Büyük tarihçiler yaşamında hiç yenilgi almamış Mustafa Kemal Atatürk’ü hiç yenilgi almamış şu üç hükümdar ile karşılaştırırlar :
– Büyük İskender (Yunan Antik Makedonya Kralı M.Ö. 356 – 323).
– Timur (Küregen, Aksak Timur, Timurlenk / Timurlu İmparatorluğu’nun Kurucu Hükümdarı / 1336-1405).
– Cengiz Han (Temuçin / Moğol İmparatorluğu Kurucusu, Hükümdar, / 1162 – 1227).
Ama bir yokluktan kurtuluşla, Cumhuriyetle taçlandırılmış bir ülke kuran Mustafa Kemal Atatürk’ün üstünlüğü tartışılmazdır.

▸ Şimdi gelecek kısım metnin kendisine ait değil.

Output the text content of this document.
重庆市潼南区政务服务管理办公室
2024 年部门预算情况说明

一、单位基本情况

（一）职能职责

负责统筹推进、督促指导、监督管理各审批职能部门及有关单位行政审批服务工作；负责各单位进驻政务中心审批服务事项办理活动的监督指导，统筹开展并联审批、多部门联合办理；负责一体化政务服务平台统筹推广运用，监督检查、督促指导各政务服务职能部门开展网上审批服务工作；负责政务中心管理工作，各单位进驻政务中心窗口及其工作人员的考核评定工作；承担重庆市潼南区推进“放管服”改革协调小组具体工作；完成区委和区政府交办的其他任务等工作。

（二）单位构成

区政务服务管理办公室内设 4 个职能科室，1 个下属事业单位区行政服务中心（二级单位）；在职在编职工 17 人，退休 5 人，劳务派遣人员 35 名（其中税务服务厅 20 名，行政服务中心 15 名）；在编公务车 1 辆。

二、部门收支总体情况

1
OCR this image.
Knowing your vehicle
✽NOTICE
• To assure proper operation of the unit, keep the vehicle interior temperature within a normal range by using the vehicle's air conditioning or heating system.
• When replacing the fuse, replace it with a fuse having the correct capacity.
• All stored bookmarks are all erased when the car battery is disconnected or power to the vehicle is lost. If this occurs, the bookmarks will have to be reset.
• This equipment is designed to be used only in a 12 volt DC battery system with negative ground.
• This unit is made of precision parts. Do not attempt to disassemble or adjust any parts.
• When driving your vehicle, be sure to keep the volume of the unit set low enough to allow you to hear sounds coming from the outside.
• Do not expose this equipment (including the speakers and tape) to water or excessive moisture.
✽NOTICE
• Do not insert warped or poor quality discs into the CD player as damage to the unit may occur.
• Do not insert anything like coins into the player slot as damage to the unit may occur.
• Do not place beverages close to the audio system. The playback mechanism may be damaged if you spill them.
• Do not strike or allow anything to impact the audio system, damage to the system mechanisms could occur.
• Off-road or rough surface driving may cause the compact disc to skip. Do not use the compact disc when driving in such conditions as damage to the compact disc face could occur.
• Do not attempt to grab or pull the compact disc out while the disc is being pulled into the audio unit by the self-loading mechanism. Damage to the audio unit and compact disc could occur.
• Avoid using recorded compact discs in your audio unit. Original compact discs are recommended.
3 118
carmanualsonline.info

UNESCO (Birleşmiş Milletler Eğitim. Bilim ve Kültür Kurumu) Mustafa Kemal Atatürk’ü doğumunun yüzüncü yılı 1981’de;
- ”Atatürk uluslararası anlayış, işbirliği ve barış yolunda çaba göstermiş üstün kişi, UNESCO’nun etki alanlarında yenilikler gerçekleştirmiş bir devrimci, sömürgecilik ve yayılmacılığa karşı savaşan ilk önderlerden biri, insan haklarına saygılı, insanları ortak anlayışa ve devletleri dünya barışına teşvik eden, bütün yaşamı boyunca insanlar arasında renk, din, ırk ayırımı gözetmeyen, eşi olmayan devlet adamı ve Türkiye Cumhuriyeti’nin kurucusudur.”
gerekçesiyle dünyada bir ilk olarak ATATÜRK’Ü ANMA ve KUTLAMA PROGRAMI kararı almıştır.
Bütün çirkin ve asılsız karalamalara ve suçlamalara karşın Büyük Türk Ulusu, kurtuluşunu, varlığını ve bugün ulaştığı çağdaş cumhuriyeti Gazi Mustafa Kemal Atatürk’e borçlu olduğunun bilincindedir. Türkiye Cumhuriyeti’ne, Atatürk ilkelerine, devrimlerine sonsuza dek sahip çıkacaktır. Bundan hiç kimsenin kuşkusu olmamak gerekir.
Türk Ulusu, her yıl olduğu gibi, Çanakkale Zaferi’nin 110. yılında da büyük zaferini (utkusunu) coşkuyla kutlayacak, başta Başkomutan Yüce Atatürk’ümüzü, zaferin başarılı ve vefalı komutanlarımızı, savaş alanlarında vatanın kurtuluşu için korkusuzca canlarını seve seve veren Kahraman Şehitlerimizi, merhum gazilerimizi sonsuz bir şükranla, minnetle anacak ve ruhlarının rahatlığı için dualar edeceklerdir.